Lifestyle, Age and Obesity in Diabetes
The single most prominent factor in developing of type 2 diabetes appears to be obesity. If your weight is more than 20 percent over your desirable body weight it is obesity. That simple. You can check it in no time using those scales and tell yourself the truth without going to your doctor. Obesity problem can be triggered not only by too much potato chips after that gallon of ice-cream following a bowl of tasty popcorn but by genetics also as scientists thinks.
Having too much body fat, as in obesity, promotes body resistance to insulin in some way. This is the main reason why type 2 diabetes treated mostly with special diabetes diet and exercise. In order to increase the body usage of insulin in effective way individual must gradually lose weight, body fat, and gain more muscle. Also pay attention to that fact that there is a link between type 2 diabetes and where your body is too fat. People with central body obesity, which means carrying excess fat above the hips, have a higher risk of developing type 2 diabetes than those with excess fat on the hips and thighs.

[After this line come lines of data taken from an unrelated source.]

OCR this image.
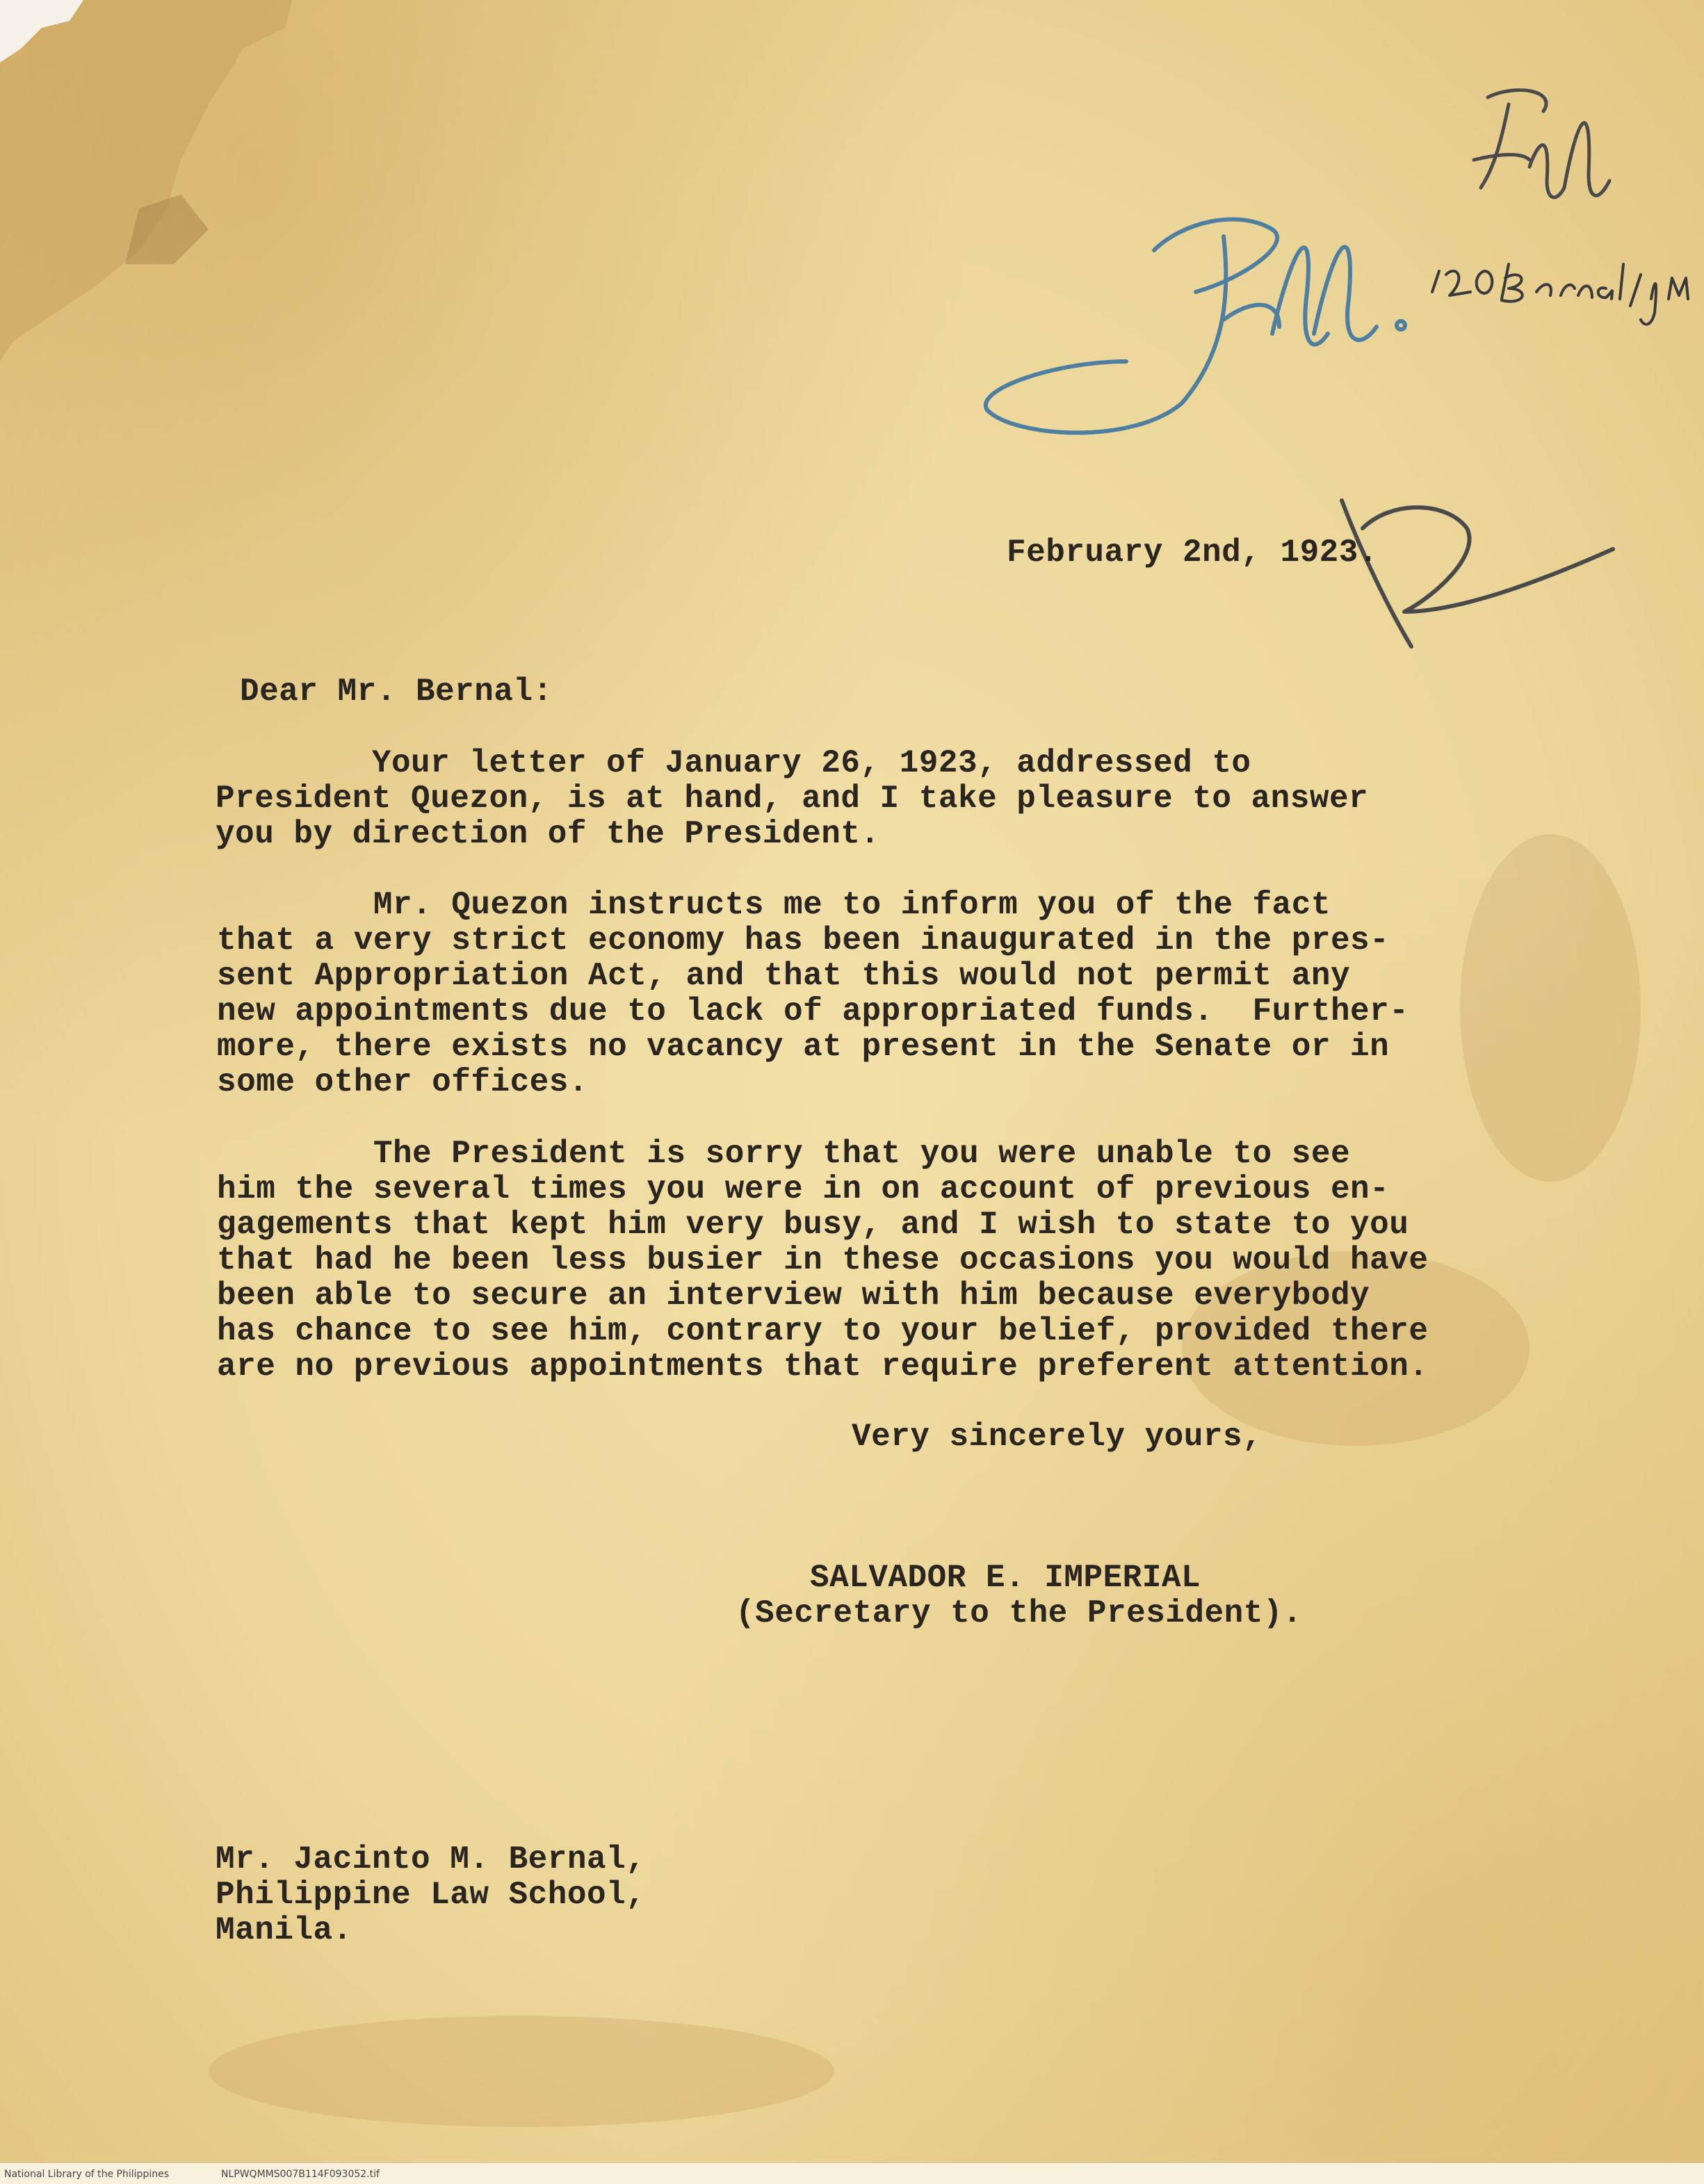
February 2nd, 1923.
Dear Mr. Bernal:
Your letter of January 26, 1923, addressed to
President Quezon, is at hand, and I take pleasure to answer
you by direction of the President.
Mr. Quezon instructs me to inform you of the fact
that a very strict economy has been inaugurated in the pres-
sent Appropriation Act, and that this would not permit any
new appointments due to lack of appropriated funds.  Further-
more, there exists no vacancy at present in the Senate or in
some other offices.
The President is sorry that you were unable to see
him the several times you were in on account of previous en-
gagements that kept him very busy, and I wish to state to you
that had he been less busier in these occasions you would have
been able to secure an interview with him because everybody
has chance to see him, contrary to your belief, provided there
are no previous appointments that require preferent attention.
Very sincerely yours,
SALVADOR E. IMPERIAL
(Secretary to the President).
Mr. Jacinto M. Bernal,
Philippine Law School,
Manila.
National Library of the Philippines	NLPWQMMS007B114F093052.tif
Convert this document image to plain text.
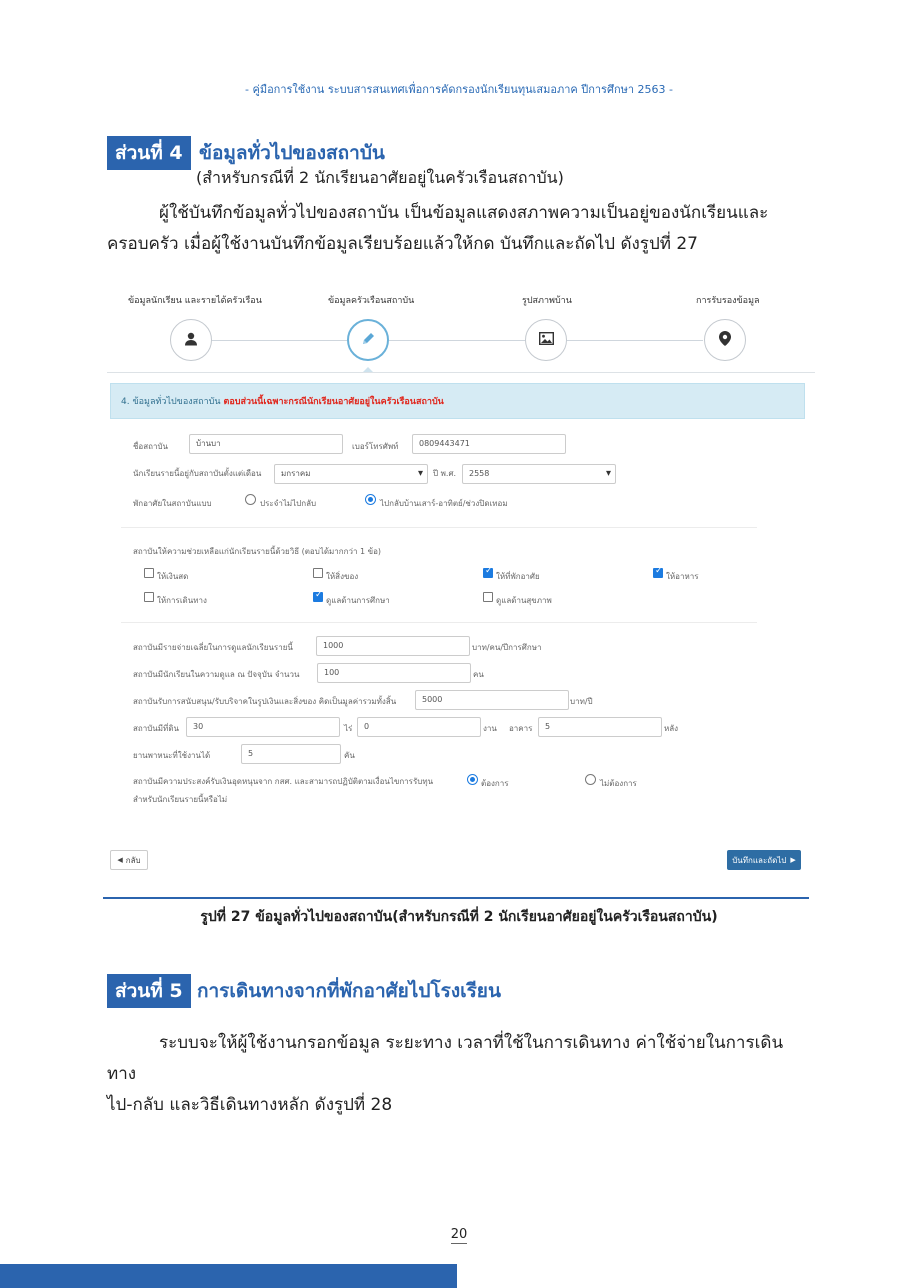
- คู่มือการใช้งาน ระบบสารสนเทศเพื่อการคัดกรองนักเรียนทุนเสมอภาค ปีการศึกษา 2563 -
ส่วนที่ 4 ข้อมูลทั่วไปของสถาบัน
(สำหรับกรณีที่ 2 นักเรียนอาศัยอยู่ในครัวเรือนสถาบัน)
ผู้ใช้บันทึกข้อมูลทั่วไปของสถาบัน เป็นข้อมูลแสดงสภาพความเป็นอยู่ของนักเรียนและ
ครอบครัว เมื่อผู้ใช้งานบันทึกข้อมูลเรียบร้อยแล้วให้กด บันทึกและถัดไป ดังรูปที่ 27
ข้อมูลนักเรียน และรายได้ครัวเรือน	ข้อมูลครัวเรือนสถาบัน	รูปสภาพบ้าน	การรับรองข้อมูล
4. ข้อมูลทั่วไปของสถาบัน ตอบส่วนนี้เฉพาะกรณีนักเรียนอาศัยอยู่ในครัวเรือนสถาบัน
ชื่อสถาบัน	บ้านบา	เบอร์โทรศัพท์	0809443471
นักเรียนรายนี้อยู่กับสถาบันตั้งแต่เดือน	มกราคม ▾	ปี พ.ศ.	2558 ▾
พักอาศัยในสถาบันแบบ	ประจำไม่ไปกลับ	ไปกลับบ้านเสาร์-อาทิตย์/ช่วงปิดเทอม
สถาบันให้ความช่วยเหลือแก่นักเรียนรายนี้ด้วยวิธี (ตอบได้มากกว่า 1 ข้อ)
ให้เงินสด	ให้สิ่งของ ✓	ให้ที่พักอาศัย ✓	ให้อาหาร
ให้การเดินทาง ✓	ดูแลด้านการศึกษา	ดูแลด้านสุขภาพ
สถาบันมีรายจ่ายเฉลี่ยในการดูแลนักเรียนรายนี้	1000	บาท/คน/ปีการศึกษา
สถาบันมีนักเรียนในความดูแล ณ ปัจจุบัน จำนวน	100	คน
สถาบันรับการสนับสนุน/รับบริจาคในรูปเงินและสิ่งของ คิดเป็นมูลค่ารวมทั้งสิ้น	5000	บาท/ปี
สถาบันมีที่ดิน	30	ไร่	0	งาน อาคาร	5	หลัง
ยานพาหนะที่ใช้งานได้	5	คัน
สถาบันมีความประสงค์รับเงินอุดหนุนจาก กสศ. และสามารถปฏิบัติตามเงื่อนไขการรับทุน
สำหรับนักเรียนรายนี้หรือไม่
ต้องการ	ไม่ต้องการ
◀ กลับ	บันทึกและถัดไป ▶
รูปที่ 27 ข้อมูลทั่วไปของสถาบัน(สำหรับกรณีที่ 2 นักเรียนอาศัยอยู่ในครัวเรือนสถาบัน)
ส่วนที่ 5 การเดินทางจากที่พักอาศัยไปโรงเรียน
ระบบจะให้ผู้ใช้งานกรอกข้อมูล ระยะทาง เวลาที่ใช้ในการเดินทาง ค่าใช้จ่ายในการเดินทาง
ไป-กลับ และวิธีเดินทางหลัก ดังรูปที่ 28
20
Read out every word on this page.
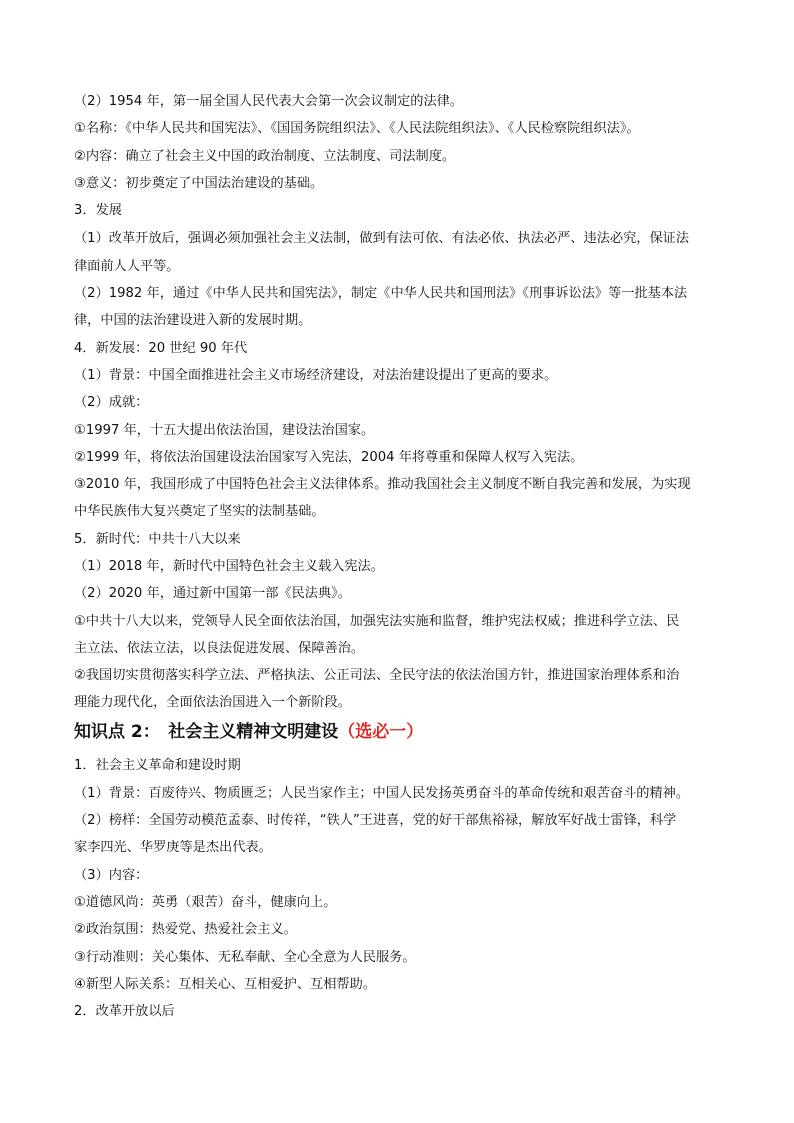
（2）1954 年，第一届全国人民代表大会第一次会议制定的法律。
①名称：《中华人民共和国宪法》、《国国务院组织法》、《人民法院组织法》、《人民检察院组织法》。
②内容：确立了社会主义中国的政治制度、立法制度、司法制度。
③意义：初步奠定了中国法治建设的基础。
3．发展
（1）改革开放后，强调必须加强社会主义法制，做到有法可依、有法必依、执法必严、违法必究，保证法
律面前人人平等。
（2）1982 年，通过《中华人民共和国宪法》，制定《中华人民共和国刑法》《刑事诉讼法》等一批基本法
律，中国的法治建设进入新的发展时期。
4．新发展：20 世纪 90 年代
（1）背景：中国全面推进社会主义市场经济建设，对法治建设提出了更高的要求。
（2）成就：
①1997 年，十五大提出依法治国，建设法治国家。
②1999 年，将依法治国建设法治国家写入宪法，2004 年将尊重和保障人权写入宪法。
③2010 年，我国形成了中国特色社会主义法律体系。推动我国社会主义制度不断自我完善和发展，为实现
中华民族伟大复兴奠定了坚实的法制基础。
5．新时代：中共十八大以来
（1）2018 年，新时代中国特色社会主义载入宪法。
（2）2020 年，通过新中国第一部《民法典》。
①中共十八大以来，党领导人民全面依法治国，加强宪法实施和监督，维护宪法权威；推进科学立法、民
主立法、依法立法，以良法促进发展、保障善治。
②我国切实贯彻落实科学立法、严格执法、公正司法、全民守法的依法治国方针，推进国家治理体系和治
理能力现代化，全面依法治国进入一个新阶段。
知识点 2：　社会主义精神文明建设（选必一）
1．社会主义革命和建设时期
（1）背景：百废待兴、物质匮乏；人民当家作主；中国人民发扬英勇奋斗的革命传统和艰苦奋斗的精神。
（2）榜样：全国劳动模范孟泰、时传祥，“铁人”王进喜，党的好干部焦裕禄，解放军好战士雷锋，科学
家李四光、华罗庚等是杰出代表。
（3）内容：
①道德风尚：英勇（艰苦）奋斗，健康向上。
②政治氛围：热爱党、热爱社会主义。
③行动准则：关心集体、无私奉献、全心全意为人民服务。
④新型人际关系：互相关心、互相爱护、互相帮助。
2．改革开放以后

Age also appears to play a role in the onset of diabetes. Half the new cases of type 2 diabetes occur in people over age 55. Please look to the right side of the page. There you can see great links for websites linked to diabetes disease theme. I hope you will find more information there. Because people tend to gain weight as they age, many researchers think that the reason more older people develop diabetes is because more older people are overweight.
Once again we will stress it hard, leading an inactive, sedentary life without regular exercise and consuming high-calorie food can lead to type 2 diabetes and probably would. Obesity greatly contribute to diabetes disease. Obesity, as well as type 2 diabetes, are common in Asian Americans and Hispanic Americans who have “westernized” their eating and activity habits. Yahoo to big screen TV’s and greasy snacks! 🙂
In the DPP (Diabetes Prevention Program), researchers tested wether changing lifestyle patterns, following simple medical advice, or taking the oral diabetes medication metformin (Glucophage) could delay or prevent the onset of diabetes in people at high risk for developing type 2 diabetes. In the study, 3234 volunteers were studied who were overweight and had malfunctioning glucose tolerance, a condition in which blood glucose levels are higher than normal but not as high as in a person with diabetes.
There were tree groups. First group, the lifestyle changing group, exercised for 30 minutes a day five times a week and followed a low-fat diet. Individuals in the second group were treated with 850 mg metformin drug twice a day. Third group took placebo pills instead of metformin. Group two and tree also received information on exercise and diet. The study ended a year early when researchers found that people in the lifestyle changing group who lost 5 to 7 percent of their weight had a 58 percent lower incidence of diabetes. Metformin also lowered the incidence of diabetes by 31 percent.
The results strongly indicate that exercising regularly and reducing your weight can go a long way in preventing type 2 diabetes from developing. Amen!